The Ten Commandments of Firing: Part 3, Commandments VII - X
By: Alan L. Rupe
This is the final installment in my three-part series on the Ten Commandments of Firing. Before reading this post, I suggest you read Part 1, covering Commandments I – III, and Part 2, covering IV – VI.
VII. Thou shalt be able to pass the jury box test (good faith and fair dealing).
In most states, the implied covenant of good faith and fair dealing that is typical in written business contracts does not apply to employment contracts or employment relationships. As a result, employers tend to think, “I can fire an employee for no reason or any reason (regardless how minimal), if it is not illegal.” Wrong. While state and federal laws do not dictate good faith and fair dealing in the employment context, juries surely do. Without question, a “bad firing” creates a sense in the jury’s mind that the employer was not “fair” with the employee. No matter how many times the court instructs the jury that it should not substitute its judgment for that of the employer, that instruction is typically ignored by juries because of the jury’s implicit bias towards “fairness” in the workplace.
VII. Thou shalt contact an attorney the minute the ground begins to give way (or looks like it will).
An employee’s firing, particularly in circumstances involving disability or sexual harassment claims, can quickly become problematic. If, for example, an employer learns of a failure to accommodate a disabled employee during that employee’s termination, the smart move is for the employer to hit the “pause button” on the termination and conduct a quick investigation. A similar circumstance often occurs when an employee asks the employer during a termination meeting, “Am I being fired because I complained about sexual harassment?” Keep your employment lawyer’s phone number on speed dial for just those situations. There is nothing wrong with “pausing” a termination when the ground begins to give way to make certain the termination can proceed – after an investigation – on solid ground.

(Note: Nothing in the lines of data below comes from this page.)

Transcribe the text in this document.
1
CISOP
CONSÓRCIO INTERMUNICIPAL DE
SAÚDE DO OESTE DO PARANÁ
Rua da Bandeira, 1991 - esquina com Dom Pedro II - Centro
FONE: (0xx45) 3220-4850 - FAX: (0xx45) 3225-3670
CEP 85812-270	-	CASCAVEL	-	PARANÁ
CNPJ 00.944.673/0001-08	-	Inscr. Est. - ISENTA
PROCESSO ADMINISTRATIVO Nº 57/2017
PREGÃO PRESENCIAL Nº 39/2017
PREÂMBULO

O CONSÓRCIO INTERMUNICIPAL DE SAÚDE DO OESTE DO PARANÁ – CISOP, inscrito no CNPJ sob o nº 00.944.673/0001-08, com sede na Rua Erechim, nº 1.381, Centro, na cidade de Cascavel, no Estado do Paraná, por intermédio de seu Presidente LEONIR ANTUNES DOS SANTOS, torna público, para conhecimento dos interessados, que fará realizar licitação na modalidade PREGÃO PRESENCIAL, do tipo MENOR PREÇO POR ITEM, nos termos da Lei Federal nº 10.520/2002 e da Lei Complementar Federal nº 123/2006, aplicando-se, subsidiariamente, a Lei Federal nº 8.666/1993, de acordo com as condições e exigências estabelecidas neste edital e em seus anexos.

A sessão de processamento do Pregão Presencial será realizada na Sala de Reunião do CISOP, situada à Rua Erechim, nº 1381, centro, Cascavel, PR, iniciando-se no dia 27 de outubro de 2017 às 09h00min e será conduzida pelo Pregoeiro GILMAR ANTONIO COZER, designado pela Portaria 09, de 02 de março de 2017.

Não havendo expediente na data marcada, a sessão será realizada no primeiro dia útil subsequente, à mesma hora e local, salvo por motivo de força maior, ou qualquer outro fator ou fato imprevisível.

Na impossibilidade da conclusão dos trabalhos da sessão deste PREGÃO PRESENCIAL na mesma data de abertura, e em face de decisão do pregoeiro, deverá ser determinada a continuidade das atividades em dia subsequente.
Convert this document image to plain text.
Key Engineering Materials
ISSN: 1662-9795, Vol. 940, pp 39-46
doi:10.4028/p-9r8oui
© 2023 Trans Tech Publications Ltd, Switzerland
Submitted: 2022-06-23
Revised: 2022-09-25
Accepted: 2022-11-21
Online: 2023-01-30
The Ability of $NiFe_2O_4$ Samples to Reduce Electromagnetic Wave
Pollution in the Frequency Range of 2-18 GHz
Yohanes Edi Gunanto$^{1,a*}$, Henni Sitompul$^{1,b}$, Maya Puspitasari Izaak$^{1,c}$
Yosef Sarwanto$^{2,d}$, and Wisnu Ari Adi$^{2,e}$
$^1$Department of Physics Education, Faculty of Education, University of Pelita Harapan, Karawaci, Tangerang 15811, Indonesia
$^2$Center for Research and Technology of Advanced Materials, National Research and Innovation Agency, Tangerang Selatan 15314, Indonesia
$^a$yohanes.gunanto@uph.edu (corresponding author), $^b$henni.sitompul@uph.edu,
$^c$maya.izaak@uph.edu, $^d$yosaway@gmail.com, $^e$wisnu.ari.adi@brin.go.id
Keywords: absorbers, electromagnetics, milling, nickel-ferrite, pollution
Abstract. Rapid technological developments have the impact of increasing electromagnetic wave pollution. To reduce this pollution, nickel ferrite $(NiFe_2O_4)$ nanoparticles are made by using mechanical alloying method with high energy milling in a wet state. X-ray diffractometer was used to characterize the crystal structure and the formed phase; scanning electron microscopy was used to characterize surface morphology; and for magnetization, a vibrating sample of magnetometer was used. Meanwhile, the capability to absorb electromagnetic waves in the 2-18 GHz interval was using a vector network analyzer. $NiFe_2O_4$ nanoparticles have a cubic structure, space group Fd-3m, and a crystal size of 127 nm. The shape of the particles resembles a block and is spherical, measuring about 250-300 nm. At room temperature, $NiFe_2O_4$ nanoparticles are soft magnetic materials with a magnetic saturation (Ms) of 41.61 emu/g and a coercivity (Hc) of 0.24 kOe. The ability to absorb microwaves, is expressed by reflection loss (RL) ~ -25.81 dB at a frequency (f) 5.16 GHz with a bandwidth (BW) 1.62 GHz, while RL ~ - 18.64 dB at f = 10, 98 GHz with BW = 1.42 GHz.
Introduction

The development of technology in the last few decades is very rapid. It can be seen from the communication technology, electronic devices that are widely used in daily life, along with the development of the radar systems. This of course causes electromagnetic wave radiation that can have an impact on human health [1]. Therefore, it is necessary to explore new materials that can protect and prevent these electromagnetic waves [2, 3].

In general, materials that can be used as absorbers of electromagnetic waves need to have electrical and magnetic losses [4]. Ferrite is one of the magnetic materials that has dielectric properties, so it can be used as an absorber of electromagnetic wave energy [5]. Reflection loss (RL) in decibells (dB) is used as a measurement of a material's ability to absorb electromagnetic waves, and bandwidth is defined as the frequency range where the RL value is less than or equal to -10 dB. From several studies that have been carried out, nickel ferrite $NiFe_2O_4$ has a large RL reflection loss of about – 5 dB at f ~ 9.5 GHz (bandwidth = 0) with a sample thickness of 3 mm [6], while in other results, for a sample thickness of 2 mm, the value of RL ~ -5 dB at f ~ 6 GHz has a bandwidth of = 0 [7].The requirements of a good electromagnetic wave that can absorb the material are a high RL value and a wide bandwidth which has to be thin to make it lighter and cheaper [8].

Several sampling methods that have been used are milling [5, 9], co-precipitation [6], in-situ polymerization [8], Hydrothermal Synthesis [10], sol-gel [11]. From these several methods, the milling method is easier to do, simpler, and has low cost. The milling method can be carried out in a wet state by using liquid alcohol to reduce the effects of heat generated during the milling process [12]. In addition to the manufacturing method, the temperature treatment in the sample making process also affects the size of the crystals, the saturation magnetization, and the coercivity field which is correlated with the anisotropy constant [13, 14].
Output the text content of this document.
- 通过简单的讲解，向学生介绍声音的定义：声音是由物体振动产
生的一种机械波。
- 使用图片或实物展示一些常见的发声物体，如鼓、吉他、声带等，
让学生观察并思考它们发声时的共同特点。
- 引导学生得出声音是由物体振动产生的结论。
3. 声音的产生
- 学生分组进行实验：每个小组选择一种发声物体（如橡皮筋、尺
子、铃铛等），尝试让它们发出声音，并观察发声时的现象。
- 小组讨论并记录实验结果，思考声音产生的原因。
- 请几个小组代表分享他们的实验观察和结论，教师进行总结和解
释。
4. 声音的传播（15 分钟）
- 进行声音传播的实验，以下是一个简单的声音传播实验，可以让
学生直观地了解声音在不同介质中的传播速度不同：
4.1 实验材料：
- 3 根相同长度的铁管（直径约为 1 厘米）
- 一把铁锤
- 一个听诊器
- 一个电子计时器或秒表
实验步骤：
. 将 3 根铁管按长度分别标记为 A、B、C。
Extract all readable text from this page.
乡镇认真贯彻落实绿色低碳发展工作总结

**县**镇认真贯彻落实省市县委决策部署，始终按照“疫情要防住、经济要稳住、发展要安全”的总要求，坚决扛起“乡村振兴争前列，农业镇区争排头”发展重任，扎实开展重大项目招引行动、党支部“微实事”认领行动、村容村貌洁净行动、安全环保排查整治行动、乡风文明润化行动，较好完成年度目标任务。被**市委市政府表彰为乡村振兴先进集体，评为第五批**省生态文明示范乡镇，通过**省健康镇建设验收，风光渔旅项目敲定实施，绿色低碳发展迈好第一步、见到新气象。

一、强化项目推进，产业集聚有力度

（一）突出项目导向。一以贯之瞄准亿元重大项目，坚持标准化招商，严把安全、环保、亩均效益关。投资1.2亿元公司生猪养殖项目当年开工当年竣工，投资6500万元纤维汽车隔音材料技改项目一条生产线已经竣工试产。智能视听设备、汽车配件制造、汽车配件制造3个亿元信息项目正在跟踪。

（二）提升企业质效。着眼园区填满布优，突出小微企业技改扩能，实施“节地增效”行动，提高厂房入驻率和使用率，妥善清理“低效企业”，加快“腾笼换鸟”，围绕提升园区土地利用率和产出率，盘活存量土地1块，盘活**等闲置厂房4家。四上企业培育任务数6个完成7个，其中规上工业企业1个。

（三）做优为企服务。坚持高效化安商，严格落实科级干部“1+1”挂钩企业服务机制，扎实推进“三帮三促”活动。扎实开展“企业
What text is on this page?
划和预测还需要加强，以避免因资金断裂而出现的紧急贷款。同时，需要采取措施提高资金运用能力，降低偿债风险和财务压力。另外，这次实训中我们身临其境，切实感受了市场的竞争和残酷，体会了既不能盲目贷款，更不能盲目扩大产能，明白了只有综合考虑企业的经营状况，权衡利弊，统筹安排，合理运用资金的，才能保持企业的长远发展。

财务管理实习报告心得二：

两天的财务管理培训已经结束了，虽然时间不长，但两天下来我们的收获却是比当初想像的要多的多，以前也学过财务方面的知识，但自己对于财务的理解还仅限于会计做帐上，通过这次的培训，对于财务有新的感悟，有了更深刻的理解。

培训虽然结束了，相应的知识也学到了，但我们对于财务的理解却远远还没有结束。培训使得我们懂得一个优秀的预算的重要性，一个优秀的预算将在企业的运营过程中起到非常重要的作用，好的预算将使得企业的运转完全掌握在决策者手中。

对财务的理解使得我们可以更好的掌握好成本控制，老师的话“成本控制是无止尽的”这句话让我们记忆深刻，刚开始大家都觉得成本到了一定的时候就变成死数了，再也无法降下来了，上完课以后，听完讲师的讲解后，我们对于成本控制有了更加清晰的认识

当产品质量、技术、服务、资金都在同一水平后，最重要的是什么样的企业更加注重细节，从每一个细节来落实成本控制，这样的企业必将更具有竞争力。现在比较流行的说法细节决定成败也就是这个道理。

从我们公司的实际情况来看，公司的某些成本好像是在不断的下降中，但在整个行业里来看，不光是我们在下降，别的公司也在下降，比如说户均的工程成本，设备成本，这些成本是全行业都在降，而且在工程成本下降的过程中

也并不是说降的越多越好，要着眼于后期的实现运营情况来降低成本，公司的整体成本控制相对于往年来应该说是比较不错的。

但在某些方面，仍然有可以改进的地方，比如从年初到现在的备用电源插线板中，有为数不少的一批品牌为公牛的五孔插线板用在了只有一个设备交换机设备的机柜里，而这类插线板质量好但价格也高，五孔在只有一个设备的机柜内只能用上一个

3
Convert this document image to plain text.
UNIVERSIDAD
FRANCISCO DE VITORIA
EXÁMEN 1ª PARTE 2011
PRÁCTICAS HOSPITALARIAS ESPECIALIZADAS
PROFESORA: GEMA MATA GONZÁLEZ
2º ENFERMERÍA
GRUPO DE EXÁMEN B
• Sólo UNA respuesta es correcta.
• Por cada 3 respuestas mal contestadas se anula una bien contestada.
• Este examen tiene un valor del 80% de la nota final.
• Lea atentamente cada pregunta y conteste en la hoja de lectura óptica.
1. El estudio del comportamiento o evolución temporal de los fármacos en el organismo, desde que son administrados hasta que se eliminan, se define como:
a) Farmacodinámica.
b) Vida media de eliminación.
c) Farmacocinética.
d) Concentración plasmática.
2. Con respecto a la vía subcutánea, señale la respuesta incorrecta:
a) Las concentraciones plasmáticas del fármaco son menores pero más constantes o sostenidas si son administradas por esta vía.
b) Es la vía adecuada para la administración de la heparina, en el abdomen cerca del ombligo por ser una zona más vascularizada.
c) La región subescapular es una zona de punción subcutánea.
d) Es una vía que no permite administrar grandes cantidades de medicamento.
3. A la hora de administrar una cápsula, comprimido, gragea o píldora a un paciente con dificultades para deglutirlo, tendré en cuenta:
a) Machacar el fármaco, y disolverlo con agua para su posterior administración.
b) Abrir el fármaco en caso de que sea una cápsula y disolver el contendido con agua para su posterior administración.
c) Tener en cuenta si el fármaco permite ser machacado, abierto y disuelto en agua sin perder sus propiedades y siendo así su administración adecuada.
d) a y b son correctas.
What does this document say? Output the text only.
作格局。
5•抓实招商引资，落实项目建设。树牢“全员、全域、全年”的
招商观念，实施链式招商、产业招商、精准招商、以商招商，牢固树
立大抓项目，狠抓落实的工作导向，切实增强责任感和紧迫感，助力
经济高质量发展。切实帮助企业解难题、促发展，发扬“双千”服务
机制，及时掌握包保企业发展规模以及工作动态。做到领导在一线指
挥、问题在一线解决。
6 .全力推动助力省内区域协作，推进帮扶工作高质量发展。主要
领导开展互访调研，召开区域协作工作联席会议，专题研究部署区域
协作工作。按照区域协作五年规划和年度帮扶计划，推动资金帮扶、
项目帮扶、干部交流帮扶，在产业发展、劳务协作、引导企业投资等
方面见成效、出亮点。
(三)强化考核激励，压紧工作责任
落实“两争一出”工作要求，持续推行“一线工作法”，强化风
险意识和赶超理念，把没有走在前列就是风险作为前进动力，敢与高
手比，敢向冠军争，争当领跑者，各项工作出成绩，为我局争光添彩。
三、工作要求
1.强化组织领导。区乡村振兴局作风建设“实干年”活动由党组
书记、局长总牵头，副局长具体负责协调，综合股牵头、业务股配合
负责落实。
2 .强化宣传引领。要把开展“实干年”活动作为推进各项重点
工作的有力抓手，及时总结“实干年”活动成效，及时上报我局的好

IX. Thou shalt remember that employee issues are usually chess games and not boxing matches.
The hardest lesson for frontline supervisors to learn is that employee issues generally take time, thoughtfulness, strategic thinking, and continued coaching and counseling. Handling poor-performing employees is not a boxing match where the employee’s performance problems are reduced to a quick three- or five-minute round. Carefully considering employee performance issues takes time. And simply rushing in to quickly terminate a problem employee does not work. There are always exceptions to the chess rule, particularly in those circumstances where there is no question concerning the employee’s poor performance or threatening conduct. But by and large, chess games prevail. Boxing matches do not.
X. Thou shalt learn from each termination.
Enough said concerning Commandment X. Learn what works and dispose of what doesn’t. What you may learn from terminating employees is that you simply don’t like to do it. Many employers dislike firing people and that is where the benefit of having your employment lawyer on speed dial comes in.